Mollitiam Industries, a niche Spanish developer of surveillance software, has officially ceased operations. Public business records confirm that the Toledo-based startup filed for bankruptcy on January 23, following mounting financial pressures that forced the firm to shutter its doors.
A Low-Profile Exit for a Controversial Vendor
Unlike high-profile industry peers such as NSO Group or Paragon Solutions, Mollitiam Industries largely operated under the radar. Its relative obscurity was attributed to both the secretive nature of the global spyware market and its base in Spain, a region that often receives limited scrutiny from international English-language media.
Despite the bankruptcy filing, the company’s official website remains active. Attempts to reach the firm for comment via email and phone have been unsuccessful, and its official LinkedIn account suggests the company maintained a modest workforce of between 11 and 50 employees.
The “Invisible Man” and Legacy of Surveillance
The company first gained international attention in 2021 when a leaked brochure revealed its flagship products: “Invisible Man” and “Night Crawler.” These tools were engineered to surreptitiously extract sensitive data, including keystrokes, passwords, and real-time communications from platforms like WhatsApp and Telegram, while also hijacking device microphones and cameras.
The firm’s most significant controversy occurred in 2020, involving the Colombian news magazine Semana. Investigative reports linked the company to a surveillance campaign conducted by the Colombian military against journalists who had exposed corruption within the ranks.

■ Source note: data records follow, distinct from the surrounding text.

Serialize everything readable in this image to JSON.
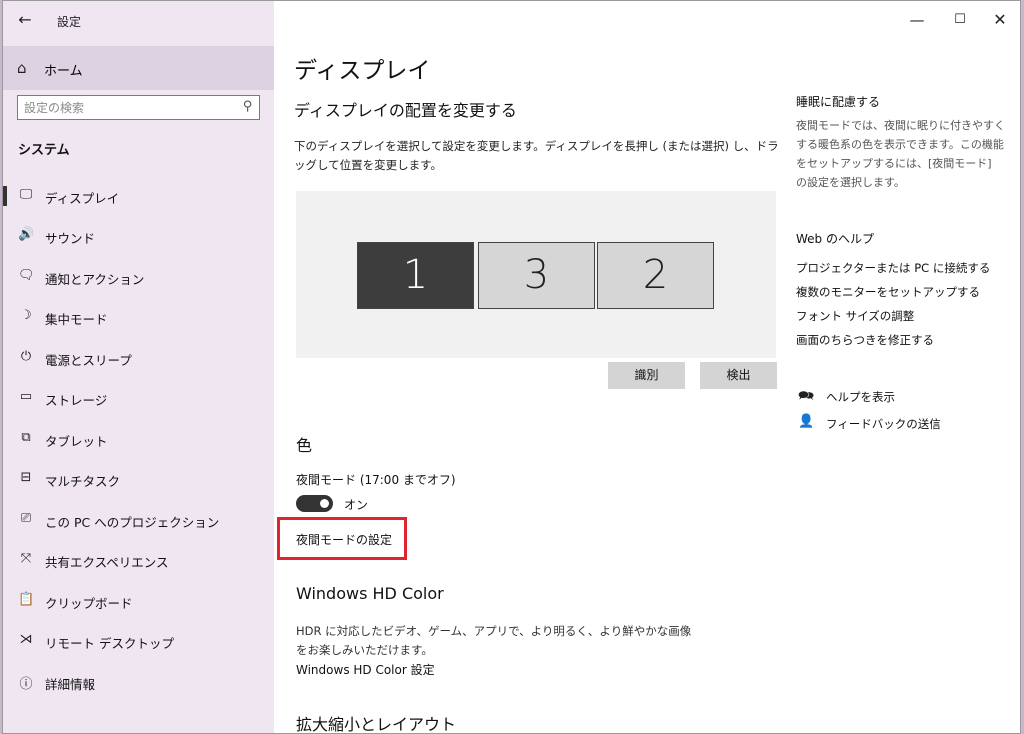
{
  "app_title": "設定",
  "window_controls": {
    "minimize": "—",
    "maximize": "☐",
    "close": "✕"
  },
  "sidebar": {
    "home_label": "ホーム",
    "search_placeholder": "設定の検索",
    "section_title": "システム",
    "items": [
      {
        "label": "ディスプレイ",
        "icon": "monitor-icon",
        "glyph": "🖵",
        "active": true
      },
      {
        "label": "サウンド",
        "icon": "speaker-icon",
        "glyph": "🔊"
      },
      {
        "label": "通知とアクション",
        "icon": "notification-icon",
        "glyph": "🗨"
      },
      {
        "label": "集中モード",
        "icon": "moon-icon",
        "glyph": "☽"
      },
      {
        "label": "電源とスリープ",
        "icon": "power-icon",
        "glyph": "⏻"
      },
      {
        "label": "ストレージ",
        "icon": "storage-icon",
        "glyph": "▭"
      },
      {
        "label": "タブレット",
        "icon": "tablet-icon",
        "glyph": "⧉"
      },
      {
        "label": "マルチタスク",
        "icon": "multitask-icon",
        "glyph": "⊟"
      },
      {
        "label": "この PC へのプロジェクション",
        "icon": "projection-icon",
        "glyph": "⎚"
      },
      {
        "label": "共有エクスペリエンス",
        "icon": "share-icon",
        "glyph": "⤧"
      },
      {
        "label": "クリップボード",
        "icon": "clipboard-icon",
        "glyph": "📋"
      },
      {
        "label": "リモート デスクトップ",
        "icon": "remote-icon",
        "glyph": "⋊"
      },
      {
        "label": "詳細情報",
        "icon": "info-icon",
        "glyph": "ⓘ"
      }
    ]
  },
  "main": {
    "title": "ディスプレイ",
    "arrange_title": "ディスプレイの配置を変更する",
    "arrange_desc": "下のディスプレイを選択して設定を変更します。ディスプレイを長押し (または選択) し、ドラッグして位置を変更します。",
    "monitors": [
      "1",
      "3",
      "2"
    ],
    "identify_button": "識別",
    "detect_button": "検出",
    "color_title": "色",
    "night_light_label": "夜間モード (17:00 までオフ)",
    "toggle_state": "オン",
    "night_light_settings": "夜間モードの設定",
    "hdr_title": "Windows HD Color",
    "hdr_desc": "HDR に対応したビデオ、ゲーム、アプリで、より明るく、より鮮やかな画像をお楽しみいただけます。",
    "hdr_settings": "Windows HD Color 設定",
    "scale_title": "拡大縮小とレイアウト"
  },
  "right": {
    "sleep_title": "睡眠に配慮する",
    "sleep_desc": "夜間モードでは、夜間に眠りに付きやすくする暖色系の色を表示できます。この機能をセットアップするには、[夜間モード] の設定を選択します。",
    "web_help_title": "Web のヘルプ",
    "links": [
      "プロジェクターまたは PC に接続する",
      "複数のモニターをセットアップする",
      "フォント サイズの調整",
      "画面のちらつきを修正する"
    ],
    "get_help": "ヘルプを表示",
    "feedback": "フィードバックの送信"
  },
  "colors": {
    "highlight": "#e0232e",
    "sidebar_bg": "#efe6f2",
    "active_monitor": "#3d3d3d"
  }
}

Evidence from a contract suggested the military paid nearly 3 billion pesos (approx. $900,000) for the “Invisible Man” system, which was designed to bypass antivirus software and infect machines via USB or malicious Office documents.

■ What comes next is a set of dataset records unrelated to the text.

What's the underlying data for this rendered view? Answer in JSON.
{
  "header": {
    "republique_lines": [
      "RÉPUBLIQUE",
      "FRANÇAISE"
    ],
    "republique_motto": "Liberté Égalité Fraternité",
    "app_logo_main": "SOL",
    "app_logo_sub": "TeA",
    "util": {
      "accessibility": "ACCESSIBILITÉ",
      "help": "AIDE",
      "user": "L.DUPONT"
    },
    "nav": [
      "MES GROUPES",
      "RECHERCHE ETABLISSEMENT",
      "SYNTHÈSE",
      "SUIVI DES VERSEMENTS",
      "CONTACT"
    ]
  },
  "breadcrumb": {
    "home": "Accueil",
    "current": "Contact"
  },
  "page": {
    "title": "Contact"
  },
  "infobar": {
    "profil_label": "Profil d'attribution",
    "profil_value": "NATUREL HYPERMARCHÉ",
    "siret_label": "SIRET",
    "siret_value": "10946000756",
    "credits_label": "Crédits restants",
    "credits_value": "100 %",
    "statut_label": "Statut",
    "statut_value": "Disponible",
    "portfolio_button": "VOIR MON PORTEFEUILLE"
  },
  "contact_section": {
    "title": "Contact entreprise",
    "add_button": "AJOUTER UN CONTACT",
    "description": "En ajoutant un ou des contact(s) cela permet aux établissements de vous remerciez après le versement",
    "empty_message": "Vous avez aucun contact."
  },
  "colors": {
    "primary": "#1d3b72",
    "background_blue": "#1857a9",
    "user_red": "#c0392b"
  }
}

Meta’s Findings and Security Failures
Mollitiam’s activities were not limited to government contracts. In early 2024, Meta reported that it had dismantled a network of fake accounts linked to the company. According to the report, these accounts were used to conduct social engineering, phishing, and IP-logging against journalists, political opponents, and anti-corruption activists in Spain, Colombia, and Peru.
Security experts had long been monitoring the firm’s technical shortcomings. Jurre van Bergen, a technologist at Amnesty International’s Security Lab, noted that the company’s command-and-control servers were often left exposed on public search engines like Censys.
“Extremely sloppy work of a spyware manufacturer to not put that behind a firewall,” van Bergen stated. “I guess I’m not surprised given their sloppy work they went bankrupt.”